Media hora después, el padre Poivron, enterado ya de todo, analizaba y discutía el caso, teniendo en cuenta sus distintos aspectos.
Si el marqués de Fumerol, uno de los títulos más prestigiosos de Francia, moría sin recibir los auxilios .de la Iglesia, el golpe seria terrible para la nobleza en general y para el conde de Tourneville, en particular. Triunfarían los librepensadores. Los periódicos impíos cantarían su victoria durante seis meses; el nombre de mi madre sería profanado, impreso en los papeles anticlericales y socialistas; el de mi padre sería salpicado por la basura callejera. Era imposible consentirlo.
Así, pues, se armó de pronto una cruzada dirigida por el padre Poivron, clérigo regordete y limpio, vagamente perfumado, un verdadero sacerdote católico en la parroquia de un barrio noble y rico.
Engancharon un coche y fuimos inmediatamente, mamá, el padre Poivron y yo a llevarle a mi tío moribundo los auxilios espirituales.
Habían acordado ver primero a Melania, la que firmó la carta de aviso y debía de ser ama de llaves o cocinera del marqués.
Yo me adelanté con esa comisión, apeándome del coche ante una casa de siete pisos, en cuyo portal oscuro y largo me costó bastante dar con la portería.
El portero era un hombre malicioso y reservado.
Le pregunté:
—La señora Melania, ¿en qué piso vive?
Y me contestó secamente:
—No la conozco.
—Me ha escrito y vengo a verla.
—Es posible, pero yo no la conozco. ¿Es acaso alguna entretenida?
—Debe de ser una criada.
—¿Una criada?... ¿Una criada?... Será la del marqués. Vea en el piso quinto, izquierda.
En cuanto se convenció de que no le preguntaba por una mujer galante, se mostró más atento y me acompañó hasta el pie de la escalera.
Subí a saltos, no atreviéndome a poner la mano en la barandilla polvorienta, y di unos golpecitos discretos en la puerta de la izquierda del quinto piso.
Abrieron; una mujer desgalichada, grandota, me cerró el paso, gruñendo:
—¿Qué quiere usted?
—¿Es usted la señora Melania?
—Si.
—Yo soy el vizconde de Tourneville.
—¡Oh! Puede usted pasar.
—Es que... abajo aguarda mamá con un sacerdote.
—Pues baje usted a buscarla. Cuidado con el portero.
Bajé y subí nuevamente acompañando a mi madre y al sacerdote.
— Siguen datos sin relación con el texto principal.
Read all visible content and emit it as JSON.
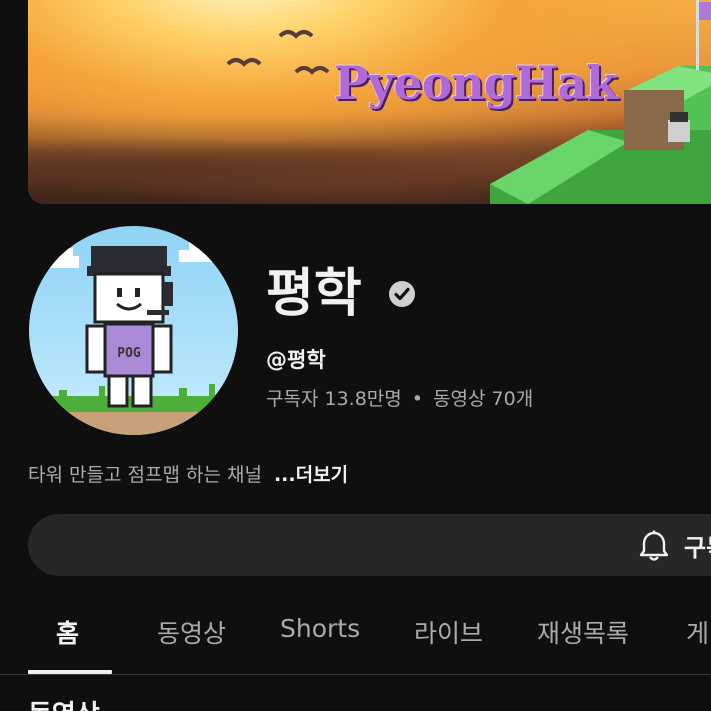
{
  "banner": {
    "title_art": "PyeongHak"
  },
  "channel": {
    "name": "평학",
    "handle": "@평학",
    "subscribers": "구독자 13.8만명",
    "separator": "•",
    "videos": "동영상 70개",
    "description": "타워 만들고 점프맵 하는 채널",
    "more_label": "...더보기"
  },
  "subscribe": {
    "label": "구독"
  },
  "tabs": [
    {
      "label": "홈",
      "active": true
    },
    {
      "label": "동영상"
    },
    {
      "label": "Shorts"
    },
    {
      "label": "라이브"
    },
    {
      "label": "재생목록"
    },
    {
      "label": "게"
    }
  ],
  "section": {
    "title": "동영상"
  },
  "colors": {
    "background": "#0f0f0f",
    "text_primary": "#f1f1f1",
    "text_secondary": "#aaaaaa",
    "button_bg": "#272727"
  },
  "icons": {
    "verified": "verified-check-icon",
    "bell": "bell-icon"
  }
}
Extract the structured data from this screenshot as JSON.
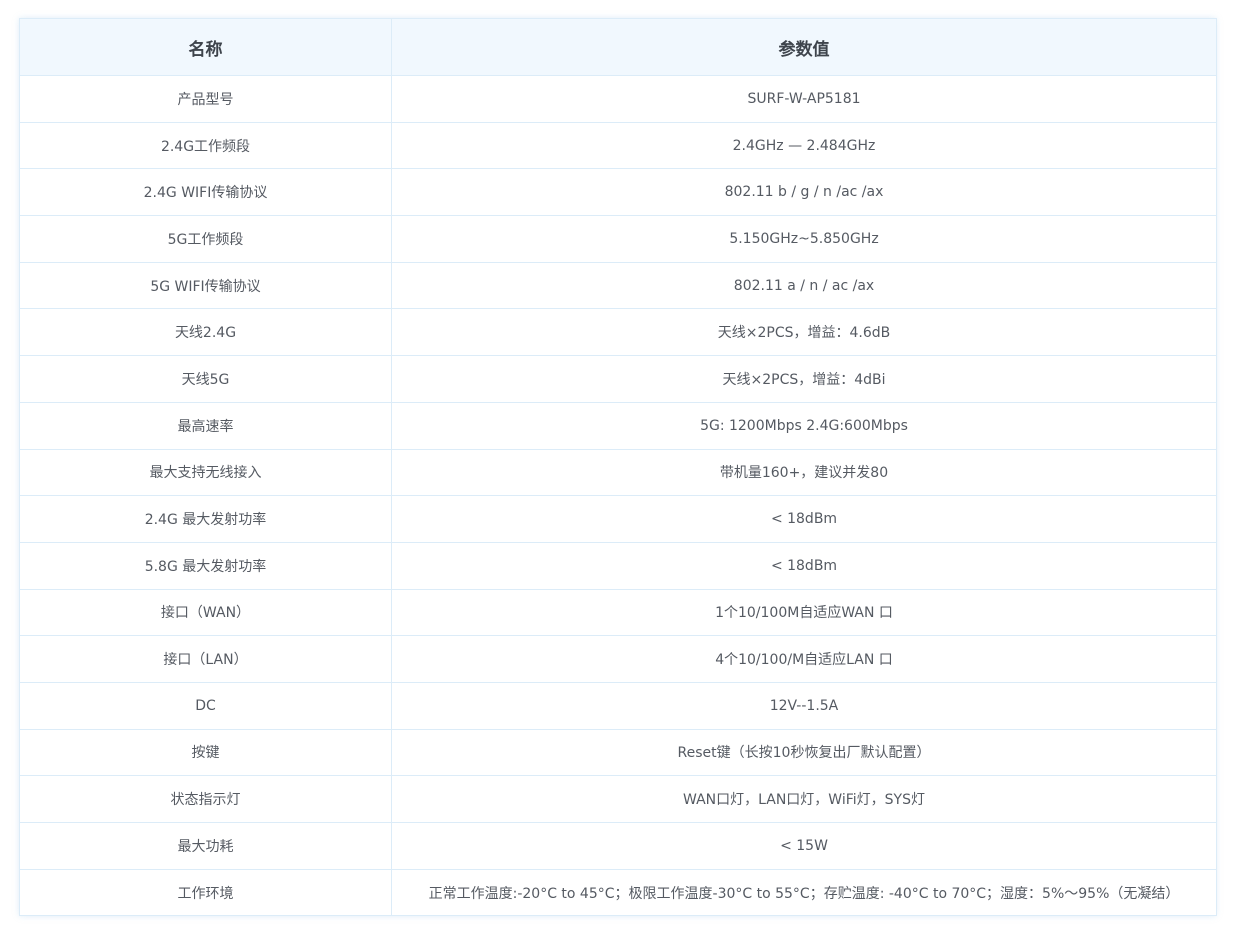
{
  "table": {
    "headers": {
      "name": "名称",
      "value": "参数值"
    },
    "rows": [
      {
        "name": "产品型号",
        "value": "SURF-W-AP5181"
      },
      {
        "name": "2.4G工作频段",
        "value": "2.4GHz — 2.484GHz"
      },
      {
        "name": "2.4G WIFI传输协议",
        "value": "802.11 b / g / n /ac /ax"
      },
      {
        "name": "5G工作频段",
        "value": "5.150GHz~5.850GHz"
      },
      {
        "name": "5G WIFI传输协议",
        "value": "802.11 a / n / ac /ax"
      },
      {
        "name": "天线2.4G",
        "value": "天线×2PCS，增益：4.6dB"
      },
      {
        "name": "天线5G",
        "value": "天线×2PCS，增益：4dBi"
      },
      {
        "name": "最高速率",
        "value": "5G: 1200Mbps   2.4G:600Mbps"
      },
      {
        "name": "最大支持无线接入",
        "value": "带机量160+，建议并发80"
      },
      {
        "name": "2.4G 最大发射功率",
        "value": "< 18dBm"
      },
      {
        "name": "5.8G 最大发射功率",
        "value": "< 18dBm"
      },
      {
        "name": "接口（WAN）",
        "value": "1个10/100M自适应WAN 口"
      },
      {
        "name": "接口（LAN）",
        "value": "4个10/100/M自适应LAN 口"
      },
      {
        "name": "DC",
        "value": "12V--1.5A"
      },
      {
        "name": "按键",
        "value": "Reset键（长按10秒恢复出厂默认配置）"
      },
      {
        "name": "状态指示灯",
        "value": "WAN口灯，LAN口灯，WiFi灯，SYS灯"
      },
      {
        "name": "最大功耗",
        "value": "< 15W"
      },
      {
        "name": "工作环境",
        "value": "正常工作温度:-20°C to 45°C；极限工作温度-30°C to 55°C；存贮温度: -40°C to 70°C；湿度：5%～95%（无凝结）"
      }
    ]
  },
  "colors": {
    "header_bg": "#f1f8fe",
    "border": "#dcecf8",
    "text": "#555a62"
  }
}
Me pareció oír pasos a nuestra espalda.
Entramos en la cocina con Melania, sentándonos los cuatro para deliberar.
—¿Está muy grave?—preguntó mamá.
—Sí, señora, sí; no es posible que dure muchas horas.
—¿Estará dispuesto a recibir visita de un sacerdote?
—iOh!..., lo dudo.
—¿Puedo verle?
—Ya lo creo... Sí..., si, señora... Sólo que..., sólo que le acompañan sus... amiguitas.
—~Qué amiguitas?
—Pues... dos amiguitas que tiene.
—jOh!
Mamá se había puesto como la grana. El sacerdote no levantaba los ojos del suelo. Aquello iba siendo algo divertido, y dije:
—¿Quieren que yo entre primero? Según como le halle, puedo advertirle...
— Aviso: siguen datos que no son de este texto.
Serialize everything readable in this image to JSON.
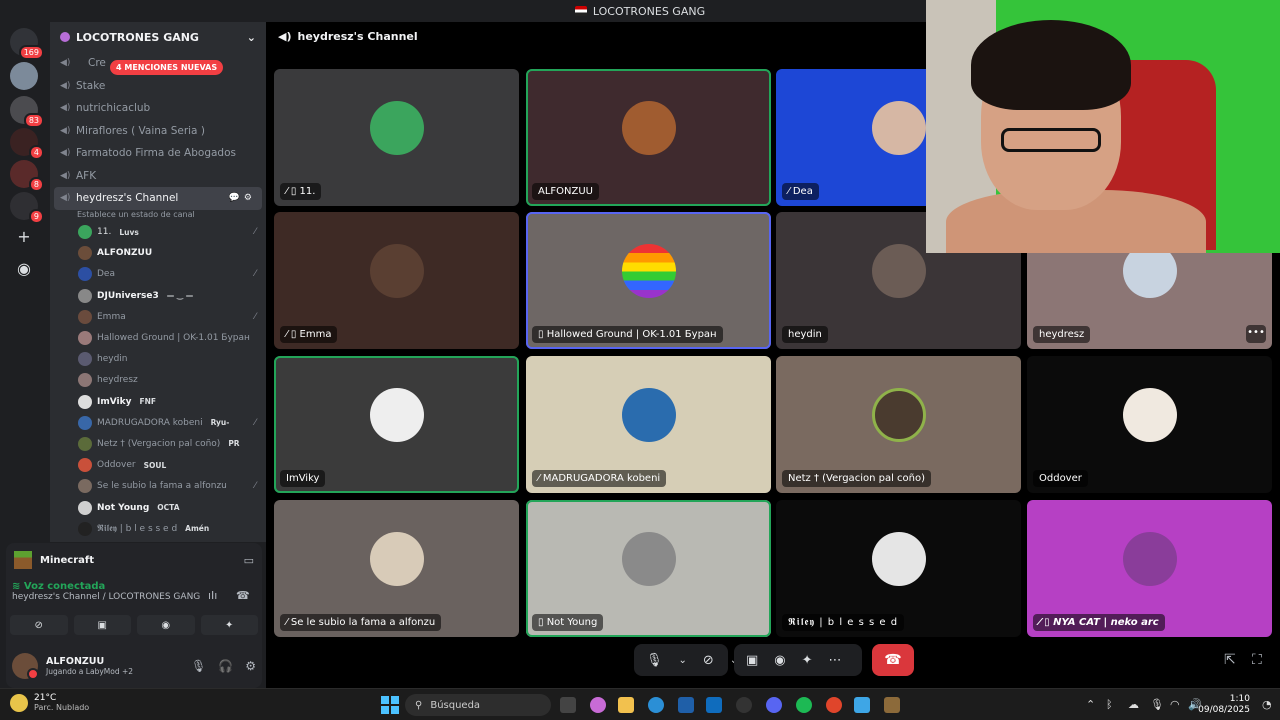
{
  "window": {
    "title": "LOCOTRONES GANG"
  },
  "rail": {
    "badges": [
      "169",
      "83",
      "4",
      "8",
      "9"
    ]
  },
  "sidebar": {
    "server_name": "LOCOTRONES GANG",
    "mentions_banner": "4 MENCIONES NUEVAS",
    "channels": [
      {
        "label": "Cre"
      },
      {
        "label": "Stake"
      },
      {
        "label": "nutrichicaclub"
      },
      {
        "label": "Miraflores ( Vaina Seria )"
      },
      {
        "label": "Farmatodo Firma de Abogados"
      },
      {
        "label": "AFK"
      }
    ],
    "active_channel": {
      "label": "heydresz's Channel",
      "status": "Establece un estado de canal"
    },
    "members": [
      {
        "name": "11.",
        "tag": "Luvs"
      },
      {
        "name": "ALFONZUU",
        "tag": ""
      },
      {
        "name": "Dea",
        "tag": ""
      },
      {
        "name": "DJUniverse3",
        "tag": "— ‿ —"
      },
      {
        "name": "Emma",
        "tag": ""
      },
      {
        "name": "Hallowed Ground | OK-1.01 Буран",
        "tag": ""
      },
      {
        "name": "heydin",
        "tag": ""
      },
      {
        "name": "heydresz",
        "tag": ""
      },
      {
        "name": "ImViky",
        "tag": "FNF"
      },
      {
        "name": "MADRUGADORA kobeni",
        "tag": "Ryu-"
      },
      {
        "name": "Netz † (Vergacion pal coño)",
        "tag": "PR"
      },
      {
        "name": "Oddover",
        "tag": "SOUL"
      },
      {
        "name": "Se le subio la fama a alfonzu",
        "tag": ""
      },
      {
        "name": "Not Young",
        "tag": "OCTA"
      },
      {
        "name": "𝕽𝖎𝖑𝖊𝖞 | b l e s s e d",
        "tag": "Amén"
      }
    ]
  },
  "panel": {
    "activity": "Minecraft",
    "voice_status": "Voz conectada",
    "voice_channel": "heydresz's Channel / LOCOTRONES GANG",
    "user_name": "ALFONZUU",
    "user_status": "Jugando a LabyMod +2"
  },
  "call": {
    "channel_title": "heydresz's Channel",
    "tiles": [
      {
        "name": "11.",
        "color": "#3a3a3c"
      },
      {
        "name": "ALFONZUU",
        "color": "#3f2a2e"
      },
      {
        "name": "Dea",
        "color": "#1d47d6"
      },
      {
        "name": "Emma",
        "color": "#3e2a25"
      },
      {
        "name": "Hallowed Ground | OK-1.01 Буран",
        "color": "#6e6765"
      },
      {
        "name": "heydin",
        "color": "#3b3537"
      },
      {
        "name": "heydresz",
        "color": "#8c7675"
      },
      {
        "name": "ImViky",
        "color": "#3b3b3b"
      },
      {
        "name": "MADRUGADORA kobeni",
        "color": "#d6ceb6"
      },
      {
        "name": "Netz † (Vergacion pal coño)",
        "color": "#7a6a60"
      },
      {
        "name": "Oddover",
        "color": "#0b0b0b"
      },
      {
        "name": "Se le subio la fama a alfonzu",
        "color": "#6a625f"
      },
      {
        "name": "Not Young",
        "color": "#b9b9b3"
      },
      {
        "name": "𝕽𝖎𝖑𝖊𝖞 | b l e s s e d",
        "color": "#0b0b0b"
      },
      {
        "name": "NYA CAT | neko arc",
        "color": "#b640c4"
      }
    ]
  },
  "taskbar": {
    "temperature": "21°C",
    "weather": "Parc. Nublado",
    "search_placeholder": "Búsqueda",
    "time": "1:10",
    "date": "09/08/2025"
  }
}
Mamá, sin comprender la malicia de mis palabras, respondió:
—Sí; entra tú, hijo mío.
Se abrió una puerta, y una voz suave, una voz femenina, pronunció:
—¡Melania!
La mujerona se precipitó a recibir órdenes:
—¿Qué se le ofrece, señorita Clara?
—¡La tortilla, pronto!
—Al momento, señorita.
Y acercándose de nuevo a nosotros, dijo:
—Me piden una tortilla de queso, que me han encargado para merendar.
Rompió los huevos y se puso a batirlos con brío en una ensaladera.
Yo di un campanillazo fuerte anunciando mi presentación oficial.
Melania me hizo tomar asiento en el gabinete y anunció a mi tío mi visita. Después me rogó que pasara.
El sacerdote se ocultó detrás de la puerta para presentarse a la menor indicación mía.
El aspecto de mi tío me sorprendió agradablemente: un viejo hermoso, elegante, solemne; un hombre de mundo en toda regla.
Recostado en una poltrona, teniendo envueltas las piernas en una manta de viaje y las manos —unas manos de largos y pálidos dedos—apoyadas en los brazos del mueble, aguardaba la muerte con una dignidad bíblica. Su blanca barba cubría su pecho, y su cabellera, blanca también, le tapaba las orejas.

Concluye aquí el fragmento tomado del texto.